O regime de Mussolini também recebeu apoio dos Estados Unidos. A Casa Morgan concedeu grandes empréstimos. A Itália tornou-se um dos principais receptores de capital estrangeiro na Europa. Washington, cinicamente, fechou os olhos ignorando a política externa agressiva de Roma.

Prezados camaradas! Falta menos de um mês para uma data trágica na história do Mundo. Fará 85 anos desde o dia do ataque do fascismo de Hitler à União Soviética e o início da Grande Guerra Patriótica de 1941–1945.

A luta heroica do povo soviético, liderado pelo Partido Comunista, levou à derrota do fascismo. O povo soviético pagou um preço altíssimo por nossa sagrada vitória. Um em cada seis cidadãos da URSS morreu no campo de batalha. Um em cada três bielorrussos. E um em cada dois comunistas.

Mas enquanto o capitalismo sobreviver, seu arsenal sempre incluirá o fascismo, o terror, o genocídio e outros crimes sangrentos.

A atitude das potências ocidentais em relação aos criminosos nazistas no pós-guerra foi extremamente reveladora. Muitos deles escaparam da punição. Colaboraram com os Estados Unidos e participaram da criação da OTAN. Tornaram-se guerreiros da Guerra Fria, trabalhando para a Rádio Liberdade, a Deutsche Welle e outros veículos de comunicação antissoviéticos. Tudo isso é evidência direta da profunda simbiose entre o grande capital, as elites liberais e os regimes fascistas. Juntos, formaram uma única falange de opressores das esperanças revolucionárias da humanidade.

O capital oligárquico jamais abandonou os seus planos de vingança e de revanche. Cidades e vilas soviéticas ainda estavam em ruínas quando os antigos aliados no Ocidente já tramavam planos para um ataque nuclear contra a URSS. Começou a Guerra Fria. Conflitos sangrentos ocorreram na Coreia e no Vietnã.

O capitalismo utilizava todas as maneiras para salvar do colapso os impérios coloniais. Afogou os movimentos de libertação nacional em sangue. O terror nunca desapareceu do arsenal do capitalismo. Temos milhares de provas disso! Apresentamos algumas delas no filme “Imperialismo e Terror”, no “Linha Vermelha”, canal de televisão do Partido Comunista da Federação da Rússia. O nosso fórum começou com a exibição deste filme.
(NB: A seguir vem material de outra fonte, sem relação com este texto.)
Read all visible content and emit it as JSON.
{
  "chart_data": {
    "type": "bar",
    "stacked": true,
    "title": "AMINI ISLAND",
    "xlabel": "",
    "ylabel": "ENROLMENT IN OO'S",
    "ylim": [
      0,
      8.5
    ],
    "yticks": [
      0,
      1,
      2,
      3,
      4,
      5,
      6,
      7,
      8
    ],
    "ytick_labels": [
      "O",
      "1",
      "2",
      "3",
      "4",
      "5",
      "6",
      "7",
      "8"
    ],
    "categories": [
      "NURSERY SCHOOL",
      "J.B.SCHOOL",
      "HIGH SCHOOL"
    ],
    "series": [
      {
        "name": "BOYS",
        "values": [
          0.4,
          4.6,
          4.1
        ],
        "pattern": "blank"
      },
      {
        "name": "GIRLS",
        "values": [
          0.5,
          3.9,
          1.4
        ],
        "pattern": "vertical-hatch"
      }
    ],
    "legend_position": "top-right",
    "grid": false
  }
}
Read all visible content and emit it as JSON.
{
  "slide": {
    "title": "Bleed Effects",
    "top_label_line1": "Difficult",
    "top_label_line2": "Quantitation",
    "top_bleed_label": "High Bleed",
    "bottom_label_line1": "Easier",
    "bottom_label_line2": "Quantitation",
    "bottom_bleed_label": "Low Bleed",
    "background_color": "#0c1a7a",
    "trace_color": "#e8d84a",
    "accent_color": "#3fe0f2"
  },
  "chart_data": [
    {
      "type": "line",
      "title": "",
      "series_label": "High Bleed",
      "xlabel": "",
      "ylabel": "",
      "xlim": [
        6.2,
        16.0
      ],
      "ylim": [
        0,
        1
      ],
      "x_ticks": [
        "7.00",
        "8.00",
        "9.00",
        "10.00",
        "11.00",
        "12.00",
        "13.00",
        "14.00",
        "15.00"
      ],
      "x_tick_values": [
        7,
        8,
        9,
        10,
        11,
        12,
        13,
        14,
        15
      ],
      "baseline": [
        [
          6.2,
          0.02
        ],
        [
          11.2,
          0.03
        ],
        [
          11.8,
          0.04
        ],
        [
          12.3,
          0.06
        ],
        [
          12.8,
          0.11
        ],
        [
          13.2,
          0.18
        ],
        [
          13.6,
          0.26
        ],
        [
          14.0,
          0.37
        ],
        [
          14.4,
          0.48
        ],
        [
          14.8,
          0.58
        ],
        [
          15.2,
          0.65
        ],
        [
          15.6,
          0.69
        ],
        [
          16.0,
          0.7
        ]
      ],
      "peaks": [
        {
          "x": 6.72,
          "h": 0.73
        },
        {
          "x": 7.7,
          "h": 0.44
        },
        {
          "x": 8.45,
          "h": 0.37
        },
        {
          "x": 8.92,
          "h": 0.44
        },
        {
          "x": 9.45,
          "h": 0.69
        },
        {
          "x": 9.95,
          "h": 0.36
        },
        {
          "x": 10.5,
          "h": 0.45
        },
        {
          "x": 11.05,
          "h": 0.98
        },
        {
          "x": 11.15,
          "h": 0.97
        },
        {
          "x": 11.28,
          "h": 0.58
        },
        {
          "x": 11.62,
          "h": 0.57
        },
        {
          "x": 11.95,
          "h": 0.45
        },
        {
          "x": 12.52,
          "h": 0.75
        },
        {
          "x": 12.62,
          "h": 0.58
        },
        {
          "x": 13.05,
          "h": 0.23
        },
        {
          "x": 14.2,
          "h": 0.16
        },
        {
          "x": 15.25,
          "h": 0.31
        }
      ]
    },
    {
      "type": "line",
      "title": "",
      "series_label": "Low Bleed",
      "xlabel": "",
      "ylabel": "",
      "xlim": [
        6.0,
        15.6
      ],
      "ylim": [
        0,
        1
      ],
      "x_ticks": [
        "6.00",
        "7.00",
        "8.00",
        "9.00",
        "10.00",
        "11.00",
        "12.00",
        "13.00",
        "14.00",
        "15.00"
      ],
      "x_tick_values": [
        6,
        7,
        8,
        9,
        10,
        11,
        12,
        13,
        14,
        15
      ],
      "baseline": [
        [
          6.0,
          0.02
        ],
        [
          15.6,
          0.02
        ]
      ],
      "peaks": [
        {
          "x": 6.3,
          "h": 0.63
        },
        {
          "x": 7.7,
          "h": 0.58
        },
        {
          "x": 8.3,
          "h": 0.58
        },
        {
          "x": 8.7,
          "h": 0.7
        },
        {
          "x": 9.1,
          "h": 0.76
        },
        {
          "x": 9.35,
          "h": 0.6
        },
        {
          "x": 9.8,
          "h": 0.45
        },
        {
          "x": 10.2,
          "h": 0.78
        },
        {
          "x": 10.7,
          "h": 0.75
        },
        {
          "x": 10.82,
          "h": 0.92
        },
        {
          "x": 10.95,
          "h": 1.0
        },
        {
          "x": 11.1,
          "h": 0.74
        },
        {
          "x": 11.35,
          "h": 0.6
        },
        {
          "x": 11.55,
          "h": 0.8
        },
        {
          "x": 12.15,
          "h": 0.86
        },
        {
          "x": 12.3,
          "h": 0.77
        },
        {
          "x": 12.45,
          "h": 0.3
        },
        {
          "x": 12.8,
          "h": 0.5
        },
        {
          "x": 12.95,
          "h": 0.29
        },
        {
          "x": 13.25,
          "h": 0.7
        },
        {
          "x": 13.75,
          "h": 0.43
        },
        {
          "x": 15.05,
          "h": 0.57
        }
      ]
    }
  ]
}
O imperialismo direcionou suas forças mais maliciosas para minar o principal baluarte do movimento de libertação — a URSS. Infelizmente, isso foi o que eles conseguiram fazer. No entanto, a derrota temporária da União Soviética não se tornou um triunfo para o grande capital. O Partido Comunista chinês ergueu a bandeira do socialismo. O país tornou-se líder mundial em desenvolvimento econômico e social.

Enquanto existiram a URSS, o Conselho para Assistência Econômica Mútua (COMECON) e o Pacto de Varsóvia, o capital teve um inimigo comum e o desejo de vencer a competição contra o socialismo. Tudo isso se tornou um poderoso incentivo para o desenvolvimento. Os capitalistas melhoravam a qualidade dos seus produtos, faziam concessões aos trabalhadores e expandiam as garantias sociais.

Com o colapso da URSS, iniciou-se uma degradação abrangente do capitalismo. Ela ocorre na economia e na vida social, na política e na moral. A crise das instituições democráticas e do sistema eleitoral se intensificou.

O capital responde aos seus crescentes problemas com uma militarização aberta. Isso provoca tensões internacionais. A ameaça de uma nova guerra mundial aumenta.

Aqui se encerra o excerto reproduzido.